March 8, 2026
What Processes Should You Automate First? A Practical Guide
Not everything should be automated. And automating the wrong things first is one of the most reliable ways to waste months of effort on systems that don't hold up.
The question isn't whether to automate — it's what to automate first.
The Criteria
Good first automation candidates share three characteristics:
Repetitive. If the task happens once, automation probably isn't worth the build cost. If it happens every day, every week, or every time a certain event occurs, the compounding value of automation is significant.

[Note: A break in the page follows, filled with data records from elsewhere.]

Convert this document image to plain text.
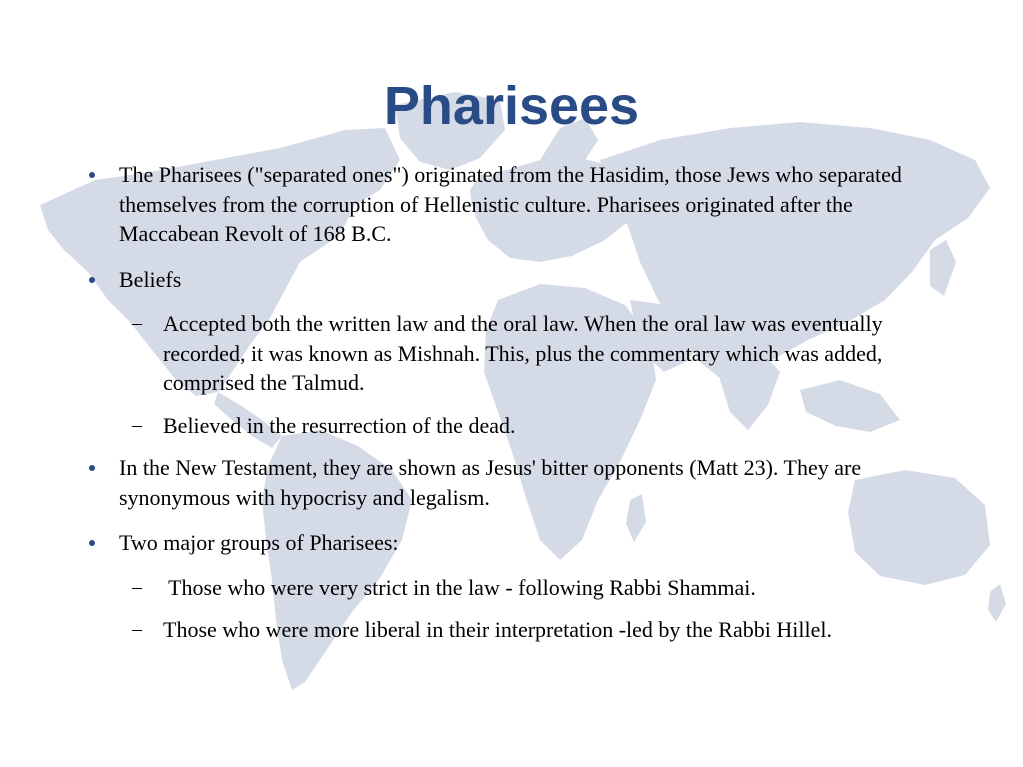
Pharisees
The Pharisees ("separated ones") originated from the Hasidim, those Jews who separated themselves from the corruption of Hellenistic culture. Pharisees originated after the Maccabean Revolt of 168 B.C.
Beliefs
– Accepted both the written law and the oral law. When the oral law was eventually recorded, it was known as Mishnah. This, plus the commentary which was added, comprised the Talmud.
– Believed in the resurrection of the dead.
In the New Testament, they are shown as Jesus' bitter opponents (Matt 23). They are synonymous with hypocrisy and legalism.
Two major groups of Pharisees:
– Those who were very strict in the law - following Rabbi Shammai.
– Those who were more liberal in their interpretation -led by the Rabbi Hillel.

Time-consuming. Low-effort recurring tasks are still worth automating, but start with the ones that eat the most time. A 30-minute daily task is worth 130 hours per year. Automating it has a fast, measurable ROI.
Error-prone. Manual processes that involve data transfer, calculation, or following a checklist will produce errors over time. Automation eliminates the category of error, not just individual mistakes.
High-Value Targets
Data entry. Anything that involves moving data from one place to another — a CSV export from System A that gets manually imported into System B, a printed report that gets re-typed into a spreadsheet — is a prime automation target. APIs and ETL pipelines replace this entirely.
Reporting. Daily summaries, weekly KPIs, period-over-period comparisons. These have high time cost, happen on a schedule, and are almost entirely mechanical. Automate the production; keep the human in the interpretation loop.
Alerts. Threshold-based notifications — a metric exceeds a limit, a deadline passes, an anomaly appears — can all be automated. The goal is to surface the right information to the right person without requiring anyone to check dashboards manually.
Scheduling. Recurring tasks that need to be triggered on a schedule — backups, cleanups, data syncs, report generation — belong in a scheduler, not in someone's calendar.
What to Avoid Early
Complex decision-making. If the process requires significant contextual judgment — weighing factors that aren't fully captured in the data, considering relationships that aren't modeled — don't automate it first. Automation of decision logic requires a very well-defined decision tree. Build that clarity first; automate second.
Edge-case-heavy workflows. Every process has edge cases. Automating a process before you understand its edge cases creates a system that works 90% of the time and silently fails the other 10%. Map the edge cases manually, handle them in the automation design, then build.
The Rule of Thumb
If it happens daily and follows a consistent pattern — automate it. If it requires judgment every time — don't automate it yet. If it's somewhere in between — document it, simplify it, then automate it.
Start with the clearest, highest-frequency, highest-time-cost process. Get that working reliably. Then move to the next. The discipline to do this sequentially rather than trying to automate everything at once is what separates the operations that succeed at automation from the ones that spend a lot of time on systems that never quite work.